A stronger case could be made for my decision to go to my sister’s bedroom and try on some of her clothes. It should be noted that at the time I did so I knew –as I had told such for years — that I was a boy and that I could never be a girl. I did not go to her room that first time to find some congruence between what I wore and how I presented myself to the world and my gender identity. However it was not curiosity that took me to her room. I spent several weeks, maybe even months, applying to suppress my desires. Need is a term to easily used when describing some life choices so I am not going to suggested I needed to try on some dresses. However, without a doubt, the desire to do so would simply not go away. If I did not act on my desires, I knew I would continue to battle the urge to do.
It was not long after I started crossdressing that part of the process of dressing up was to be seen fully dressed up. I would stand at my bedroom window hoping someone would walk by and see the girl in the window. When I was a bit older I found the courage to step outside when I was dressed. When I was eighteen years old and had my first car, I often let my parents know I was going to a movie and then spent the next couple hours driving around the streets of Spokane fully dressed, hoping other drivers would see the girl in the next car. I had reached a point where it was simply not enough to be pretty. I had to be seen by others.

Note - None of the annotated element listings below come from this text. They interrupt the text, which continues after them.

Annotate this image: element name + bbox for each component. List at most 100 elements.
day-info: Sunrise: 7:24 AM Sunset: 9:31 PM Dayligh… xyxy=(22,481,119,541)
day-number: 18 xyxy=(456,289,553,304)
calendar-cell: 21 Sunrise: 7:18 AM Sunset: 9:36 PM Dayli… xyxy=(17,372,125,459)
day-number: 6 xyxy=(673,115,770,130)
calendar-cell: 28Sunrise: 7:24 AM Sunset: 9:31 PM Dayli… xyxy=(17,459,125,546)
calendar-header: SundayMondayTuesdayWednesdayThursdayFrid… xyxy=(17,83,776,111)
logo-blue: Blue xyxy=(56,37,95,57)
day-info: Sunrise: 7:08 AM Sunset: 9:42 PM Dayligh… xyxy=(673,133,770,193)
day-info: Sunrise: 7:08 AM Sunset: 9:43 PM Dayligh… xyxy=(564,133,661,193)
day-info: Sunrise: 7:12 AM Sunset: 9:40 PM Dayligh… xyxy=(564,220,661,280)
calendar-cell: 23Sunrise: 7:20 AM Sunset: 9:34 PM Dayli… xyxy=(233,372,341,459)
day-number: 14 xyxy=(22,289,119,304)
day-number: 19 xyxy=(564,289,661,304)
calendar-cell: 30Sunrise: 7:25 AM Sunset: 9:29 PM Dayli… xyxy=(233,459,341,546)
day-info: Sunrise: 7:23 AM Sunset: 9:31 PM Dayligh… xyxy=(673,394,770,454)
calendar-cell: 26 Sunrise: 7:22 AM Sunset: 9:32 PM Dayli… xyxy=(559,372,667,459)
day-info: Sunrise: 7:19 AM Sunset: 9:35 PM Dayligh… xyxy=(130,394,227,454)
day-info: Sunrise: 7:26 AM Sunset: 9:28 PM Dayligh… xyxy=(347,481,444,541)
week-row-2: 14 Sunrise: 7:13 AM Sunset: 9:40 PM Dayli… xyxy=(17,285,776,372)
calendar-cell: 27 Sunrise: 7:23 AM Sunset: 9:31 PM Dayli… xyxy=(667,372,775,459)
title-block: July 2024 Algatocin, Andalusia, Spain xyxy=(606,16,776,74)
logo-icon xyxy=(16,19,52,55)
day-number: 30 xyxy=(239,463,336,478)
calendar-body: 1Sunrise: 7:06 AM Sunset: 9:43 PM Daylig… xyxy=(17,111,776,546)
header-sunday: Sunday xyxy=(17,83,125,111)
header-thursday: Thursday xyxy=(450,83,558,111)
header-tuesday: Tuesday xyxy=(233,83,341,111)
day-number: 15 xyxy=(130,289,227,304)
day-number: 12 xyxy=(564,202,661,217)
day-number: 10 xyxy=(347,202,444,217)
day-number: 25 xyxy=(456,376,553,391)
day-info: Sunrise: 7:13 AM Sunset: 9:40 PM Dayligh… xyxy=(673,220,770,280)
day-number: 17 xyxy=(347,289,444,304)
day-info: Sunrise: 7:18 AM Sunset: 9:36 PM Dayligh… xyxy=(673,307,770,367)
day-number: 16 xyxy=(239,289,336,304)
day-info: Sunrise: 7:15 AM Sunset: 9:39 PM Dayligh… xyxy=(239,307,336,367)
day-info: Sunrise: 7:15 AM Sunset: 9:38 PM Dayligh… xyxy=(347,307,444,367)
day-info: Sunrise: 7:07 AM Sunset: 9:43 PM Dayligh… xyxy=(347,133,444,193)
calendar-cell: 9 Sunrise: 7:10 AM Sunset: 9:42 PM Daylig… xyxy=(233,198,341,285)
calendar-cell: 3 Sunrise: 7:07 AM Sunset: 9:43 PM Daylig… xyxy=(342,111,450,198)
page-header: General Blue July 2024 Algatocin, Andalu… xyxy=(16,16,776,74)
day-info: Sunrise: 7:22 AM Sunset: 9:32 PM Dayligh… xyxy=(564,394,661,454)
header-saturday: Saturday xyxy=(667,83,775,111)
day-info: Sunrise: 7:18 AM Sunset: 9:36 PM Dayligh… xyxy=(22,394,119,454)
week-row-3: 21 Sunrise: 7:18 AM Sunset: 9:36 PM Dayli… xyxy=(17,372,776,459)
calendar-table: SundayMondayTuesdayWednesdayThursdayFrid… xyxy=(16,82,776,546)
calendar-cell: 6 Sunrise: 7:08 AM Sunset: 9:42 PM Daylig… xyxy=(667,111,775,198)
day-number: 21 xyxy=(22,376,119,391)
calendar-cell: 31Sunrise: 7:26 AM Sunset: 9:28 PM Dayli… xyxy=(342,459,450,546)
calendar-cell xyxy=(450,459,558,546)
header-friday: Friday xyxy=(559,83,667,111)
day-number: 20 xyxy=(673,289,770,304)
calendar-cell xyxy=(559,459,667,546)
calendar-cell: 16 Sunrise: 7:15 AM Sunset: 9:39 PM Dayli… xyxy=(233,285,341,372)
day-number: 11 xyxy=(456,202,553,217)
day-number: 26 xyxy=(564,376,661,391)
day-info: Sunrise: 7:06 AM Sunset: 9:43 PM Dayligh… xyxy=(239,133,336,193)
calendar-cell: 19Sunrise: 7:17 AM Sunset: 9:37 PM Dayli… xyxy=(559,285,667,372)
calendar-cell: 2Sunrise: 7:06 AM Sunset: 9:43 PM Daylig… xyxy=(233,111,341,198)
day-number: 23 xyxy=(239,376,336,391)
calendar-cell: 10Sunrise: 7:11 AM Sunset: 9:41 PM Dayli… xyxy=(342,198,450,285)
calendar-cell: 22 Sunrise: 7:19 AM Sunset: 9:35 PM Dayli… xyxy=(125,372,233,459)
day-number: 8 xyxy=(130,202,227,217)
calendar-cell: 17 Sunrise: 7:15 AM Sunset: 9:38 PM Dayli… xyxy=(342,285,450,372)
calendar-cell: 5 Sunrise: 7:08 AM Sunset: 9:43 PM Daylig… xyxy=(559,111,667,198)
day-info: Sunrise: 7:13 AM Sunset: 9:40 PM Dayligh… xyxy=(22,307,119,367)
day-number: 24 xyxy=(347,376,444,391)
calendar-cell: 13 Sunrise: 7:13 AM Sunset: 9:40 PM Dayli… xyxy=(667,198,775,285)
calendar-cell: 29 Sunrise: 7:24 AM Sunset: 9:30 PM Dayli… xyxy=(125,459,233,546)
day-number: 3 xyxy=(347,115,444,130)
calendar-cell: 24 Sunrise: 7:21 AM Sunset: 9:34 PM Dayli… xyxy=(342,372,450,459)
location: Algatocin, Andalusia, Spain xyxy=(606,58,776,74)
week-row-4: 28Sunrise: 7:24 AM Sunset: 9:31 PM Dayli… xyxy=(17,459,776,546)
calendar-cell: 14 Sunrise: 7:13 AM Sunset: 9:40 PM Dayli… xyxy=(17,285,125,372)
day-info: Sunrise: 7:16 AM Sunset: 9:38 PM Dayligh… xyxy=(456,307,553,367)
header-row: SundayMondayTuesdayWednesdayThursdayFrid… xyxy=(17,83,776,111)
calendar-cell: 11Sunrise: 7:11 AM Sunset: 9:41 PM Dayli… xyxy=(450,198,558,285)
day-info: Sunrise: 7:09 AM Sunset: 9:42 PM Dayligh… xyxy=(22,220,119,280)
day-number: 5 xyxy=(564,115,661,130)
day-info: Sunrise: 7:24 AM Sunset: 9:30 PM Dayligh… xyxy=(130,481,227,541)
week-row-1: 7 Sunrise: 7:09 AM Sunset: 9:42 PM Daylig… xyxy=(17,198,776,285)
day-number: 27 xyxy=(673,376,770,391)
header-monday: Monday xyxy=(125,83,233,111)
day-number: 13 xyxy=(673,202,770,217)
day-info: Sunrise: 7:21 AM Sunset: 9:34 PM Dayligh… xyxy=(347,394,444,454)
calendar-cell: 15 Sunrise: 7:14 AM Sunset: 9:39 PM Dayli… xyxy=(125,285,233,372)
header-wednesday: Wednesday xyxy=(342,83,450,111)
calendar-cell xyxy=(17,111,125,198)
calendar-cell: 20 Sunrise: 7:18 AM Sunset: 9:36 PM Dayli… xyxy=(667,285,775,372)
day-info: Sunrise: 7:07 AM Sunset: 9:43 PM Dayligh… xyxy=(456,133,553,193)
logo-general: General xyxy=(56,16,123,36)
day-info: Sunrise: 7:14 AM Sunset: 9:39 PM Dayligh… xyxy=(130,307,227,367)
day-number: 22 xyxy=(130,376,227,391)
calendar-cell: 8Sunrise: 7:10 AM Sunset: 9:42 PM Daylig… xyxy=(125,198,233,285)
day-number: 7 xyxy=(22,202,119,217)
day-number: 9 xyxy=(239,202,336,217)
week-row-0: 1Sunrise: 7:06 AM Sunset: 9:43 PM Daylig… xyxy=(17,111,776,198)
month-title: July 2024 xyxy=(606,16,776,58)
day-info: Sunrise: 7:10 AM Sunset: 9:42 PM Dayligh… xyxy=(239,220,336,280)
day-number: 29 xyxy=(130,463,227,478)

There were other important milestones in my life that might represent the start of my transition or the continuation of my transition. When I first read about Christine Jorgensen I knew that a sex change (to use the term applied to her operation) as possible. It became something I could work towards. I gave up my dreams of teaching because I simply did not see myself being hired as a ‘female’ teacher and I wanted to be female. I did not see my divorce as a question of being married or not being married. If it had been that simple I would have fought for our marriage. Instead it was a question of whether or not I could pursue my dreams to be a woman. I was thirty eight years old the first time I went out to a gay bar en femme. There is little question that on that night I wanted to be fully accepted as a woman. Maybe the stongest case can be made that my transtioning began when I was in treatment for alcolhol and made the decision to share my gender identity as part of my recovery process.
In conclusion, there is really on definitive answer to when I began my transition. However I truly believe that on some level it began about the time I started sitting on the bathroom counter and watching my grandmother awaken her beauty. So I will begin my transtioning story back around the age of five. Some may find my approach controversial, but that is the beauty of writing your own blog — you set many of the rules.